Lignin-Induced CaCO3 Vaterite Structure for Biocatalytic Artificial Photosynthesis

The vaterite phase of CaCO3 exhibits unique characteristics, such as high porosity, surface area, dispersivity, and low specific gravity, but it is the most unstable polymorph. Here, we report lignin-induced stable vaterite as a support matrix for integrated artificial photosynthesis through the encapsulation of key active components such as the photosensitizer (eosin y, EY) and redox enzyme (L-glutamate dehydrogenase, GDH). The lignin-vaterite/EY/GDH photobiocatalytic platform enabled the regeneration of the reduced nicotinamide cofactor under visible light and facilitated the rapid conversion of alpha-ketoglutarate into L-glutamate (initial conversion rate, 0.41 mM h(-1); turnover frequency, 1060 h(-1); and turnover number, 39,750). The lignin-induced vaterite structure allowed for long-term protection and recycling of the active components while facilitating the photosynthesis reaction due to the redox-active lignin.
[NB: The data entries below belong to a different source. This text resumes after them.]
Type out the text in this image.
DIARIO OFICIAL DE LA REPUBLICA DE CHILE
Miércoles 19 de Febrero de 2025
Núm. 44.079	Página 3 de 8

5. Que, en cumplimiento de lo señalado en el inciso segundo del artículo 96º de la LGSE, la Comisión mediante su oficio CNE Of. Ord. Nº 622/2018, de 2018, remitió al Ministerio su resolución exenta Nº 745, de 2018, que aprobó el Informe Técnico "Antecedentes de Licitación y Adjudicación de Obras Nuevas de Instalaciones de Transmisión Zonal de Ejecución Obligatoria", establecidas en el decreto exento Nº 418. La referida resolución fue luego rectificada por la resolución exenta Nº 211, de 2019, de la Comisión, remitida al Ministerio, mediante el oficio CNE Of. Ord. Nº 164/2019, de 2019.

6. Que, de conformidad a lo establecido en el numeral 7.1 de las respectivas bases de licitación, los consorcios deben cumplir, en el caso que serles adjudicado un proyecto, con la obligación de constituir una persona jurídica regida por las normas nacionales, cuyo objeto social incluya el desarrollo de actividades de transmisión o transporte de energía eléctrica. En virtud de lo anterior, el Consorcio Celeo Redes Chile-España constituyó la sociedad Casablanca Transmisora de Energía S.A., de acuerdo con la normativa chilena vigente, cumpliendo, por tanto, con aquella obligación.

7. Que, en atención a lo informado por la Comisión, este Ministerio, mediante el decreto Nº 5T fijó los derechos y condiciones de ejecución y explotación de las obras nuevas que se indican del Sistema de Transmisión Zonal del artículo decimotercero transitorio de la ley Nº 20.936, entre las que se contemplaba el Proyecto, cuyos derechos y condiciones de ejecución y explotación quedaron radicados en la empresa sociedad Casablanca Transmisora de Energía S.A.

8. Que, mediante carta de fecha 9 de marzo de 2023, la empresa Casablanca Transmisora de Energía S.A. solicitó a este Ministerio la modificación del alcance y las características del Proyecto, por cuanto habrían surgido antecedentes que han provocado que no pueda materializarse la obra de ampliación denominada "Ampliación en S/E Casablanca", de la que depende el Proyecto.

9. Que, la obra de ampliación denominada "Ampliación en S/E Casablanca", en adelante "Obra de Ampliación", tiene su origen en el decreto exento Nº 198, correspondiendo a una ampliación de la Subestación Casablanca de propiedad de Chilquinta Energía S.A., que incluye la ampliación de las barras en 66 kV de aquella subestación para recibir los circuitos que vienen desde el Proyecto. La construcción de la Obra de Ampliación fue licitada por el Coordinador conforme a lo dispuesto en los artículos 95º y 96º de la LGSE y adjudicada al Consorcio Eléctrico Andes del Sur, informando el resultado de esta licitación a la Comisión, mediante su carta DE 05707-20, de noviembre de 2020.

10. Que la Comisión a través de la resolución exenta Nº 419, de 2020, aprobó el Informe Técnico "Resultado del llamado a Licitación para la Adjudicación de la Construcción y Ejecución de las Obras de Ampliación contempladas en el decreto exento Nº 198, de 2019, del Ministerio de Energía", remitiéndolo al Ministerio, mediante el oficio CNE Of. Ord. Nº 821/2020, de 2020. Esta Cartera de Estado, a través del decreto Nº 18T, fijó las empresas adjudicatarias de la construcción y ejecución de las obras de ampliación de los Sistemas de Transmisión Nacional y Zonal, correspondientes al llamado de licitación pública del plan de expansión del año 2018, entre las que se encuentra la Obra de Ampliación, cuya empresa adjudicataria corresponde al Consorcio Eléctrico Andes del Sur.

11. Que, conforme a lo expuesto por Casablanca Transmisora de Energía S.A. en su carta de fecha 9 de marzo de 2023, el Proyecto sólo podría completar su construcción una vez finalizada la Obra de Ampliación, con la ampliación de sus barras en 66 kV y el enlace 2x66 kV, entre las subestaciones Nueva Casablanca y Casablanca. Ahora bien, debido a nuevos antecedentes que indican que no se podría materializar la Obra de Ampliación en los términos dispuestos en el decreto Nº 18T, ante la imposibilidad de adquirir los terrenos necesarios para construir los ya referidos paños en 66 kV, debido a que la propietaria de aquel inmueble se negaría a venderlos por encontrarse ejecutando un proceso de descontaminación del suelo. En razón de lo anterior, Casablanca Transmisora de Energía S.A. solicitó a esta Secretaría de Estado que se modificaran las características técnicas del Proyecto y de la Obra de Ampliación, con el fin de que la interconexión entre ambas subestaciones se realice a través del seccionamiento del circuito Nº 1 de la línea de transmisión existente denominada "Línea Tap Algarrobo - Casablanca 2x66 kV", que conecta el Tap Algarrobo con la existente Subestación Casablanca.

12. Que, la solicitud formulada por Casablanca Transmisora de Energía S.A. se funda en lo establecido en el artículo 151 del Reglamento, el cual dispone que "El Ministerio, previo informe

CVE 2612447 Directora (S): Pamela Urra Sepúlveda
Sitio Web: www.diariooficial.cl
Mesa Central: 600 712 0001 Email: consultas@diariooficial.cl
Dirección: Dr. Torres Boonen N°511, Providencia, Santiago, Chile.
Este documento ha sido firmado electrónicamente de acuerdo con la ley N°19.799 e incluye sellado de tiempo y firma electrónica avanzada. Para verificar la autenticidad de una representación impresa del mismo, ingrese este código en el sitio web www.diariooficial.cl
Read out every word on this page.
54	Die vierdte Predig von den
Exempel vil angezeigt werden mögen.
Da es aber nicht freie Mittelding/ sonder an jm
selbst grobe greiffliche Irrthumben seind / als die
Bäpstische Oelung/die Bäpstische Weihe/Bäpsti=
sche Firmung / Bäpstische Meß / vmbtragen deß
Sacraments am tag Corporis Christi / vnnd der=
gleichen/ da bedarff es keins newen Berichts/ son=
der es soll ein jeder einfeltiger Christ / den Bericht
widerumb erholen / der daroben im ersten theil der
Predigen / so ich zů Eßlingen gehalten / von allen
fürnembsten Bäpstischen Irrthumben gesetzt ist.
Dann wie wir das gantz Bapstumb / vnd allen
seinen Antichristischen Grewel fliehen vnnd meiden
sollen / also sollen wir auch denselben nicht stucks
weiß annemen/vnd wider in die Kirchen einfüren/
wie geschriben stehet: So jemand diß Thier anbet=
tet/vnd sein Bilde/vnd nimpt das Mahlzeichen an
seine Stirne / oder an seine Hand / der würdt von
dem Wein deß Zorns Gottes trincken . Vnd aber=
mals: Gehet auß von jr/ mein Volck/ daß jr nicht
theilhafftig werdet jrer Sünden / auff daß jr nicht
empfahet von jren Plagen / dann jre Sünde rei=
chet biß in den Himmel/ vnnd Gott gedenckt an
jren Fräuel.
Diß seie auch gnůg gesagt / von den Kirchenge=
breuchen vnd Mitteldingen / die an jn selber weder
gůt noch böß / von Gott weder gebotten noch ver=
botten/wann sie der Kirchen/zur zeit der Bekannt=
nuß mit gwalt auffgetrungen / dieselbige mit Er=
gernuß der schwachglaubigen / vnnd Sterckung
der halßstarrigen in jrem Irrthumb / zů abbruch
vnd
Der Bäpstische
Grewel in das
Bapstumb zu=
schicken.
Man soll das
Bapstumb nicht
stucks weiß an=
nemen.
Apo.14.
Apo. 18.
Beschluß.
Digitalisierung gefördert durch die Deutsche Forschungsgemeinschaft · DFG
Succession of stability tests demonstrated a significant improvement of GDH's robustness in the lignin-vaterite structure against harsh environments. This work provides a simple approach for solar-to-chemical conversion using a sustainable, integrated light-harvesting system.

Automated summary

This study reported the successful encapsulation of photosensitizer and redox enzyme using lignin-induced stable vaterite as a support matrix for integrated artificial photosynthesis under visible light. The lignin-vaterite structure showed the ability to protect active components for extended periods while facilitating the photosynthesis reaction.